Week 4 Exercise

This week we looked at online and text data, and the various questions it throws up relating to quantitative research design. For the week’s coding task, we’ll be using data from the article by Pan and Siegel (2020). The actual raw tweet data used by these authors is not available in the replication materials. For good reason—there are ethical restrictions around sharing these data and Twitter’s own ToS forbids the distribution of tweet datasets.

Given that we don’t have access to these data, we are first going to go through some of the analyses conducted by the authors with the pre-processed data they do provide. We are then going to collect our own data from Google Trends, just as the authors do. We can achieve this in a few simple steps, described below.

Preparing and plotting the data

First we’re getting to read in the data on tweet volume and arrest dates of the imprisoned opinion leaders.

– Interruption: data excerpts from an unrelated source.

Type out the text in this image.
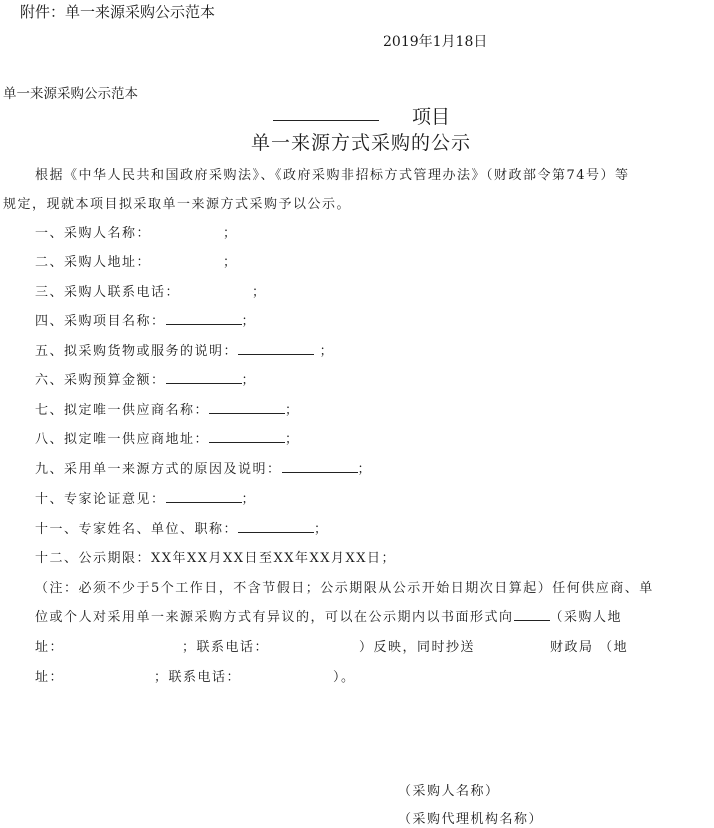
附件：单一来源采购公示范本
2019年1月18日
单一来源采购公示范本
项目
单一来源方式采购的公示
根据《中华人民共和国政府采购法》、《政府采购非招标方式管理办法》（财政部令第74号）等
规定，现就本项目拟采取单一来源方式采购予以公示。
一、采购人名称：	；
二、采购人地址：	；
三、采购人联系电话：	；
四、采购项目名称：	；
五、拟采购货物或服务的说明：	；
六、采购预算金额：	；
七、拟定唯一供应商名称：	；
八、拟定唯一供应商地址：	；
九、采用单一来源方式的原因及说明：	；
十、专家论证意见：	；
十一、专家姓名、单位、职称：	；
十二、公示期限：XX年XX月XX日至XX年XX月XX日；
（注：必须不少于5个工作日，不含节假日；公示期限从公示开始日期次日算起）任何供应商、单
位或个人对采用单一来源采购方式有异议的，可以在公示期内以书面形式向	（采购人地
址：	；联系电话：	）反映，同时抄送	财政局 （地
址：	；联系电话：	）。
（采购人名称）
（采购代理机构名称）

Think about how these data have been prepared. The authors have collected data from the identified opinion leaders and have then summed the number of tweets produced by these accounts over daily intervals. This gives you an idea of one way we can make inferences from quantitative text data.

library(tidyverse)
library(gtrendsR)
library(ggthemes)

arrested <- read.csv("https://raw.githubusercontent.com/cjbarrie/teaching_material/master/arrested_tweet_volume.csv")

Using these data we can reproduce Figure 1A from the paper using the ggplot package we ’ve encountered in weeks previous. In order to look at just the thirty days pre- and post-arrest, as in the figure, we first need to subset the data.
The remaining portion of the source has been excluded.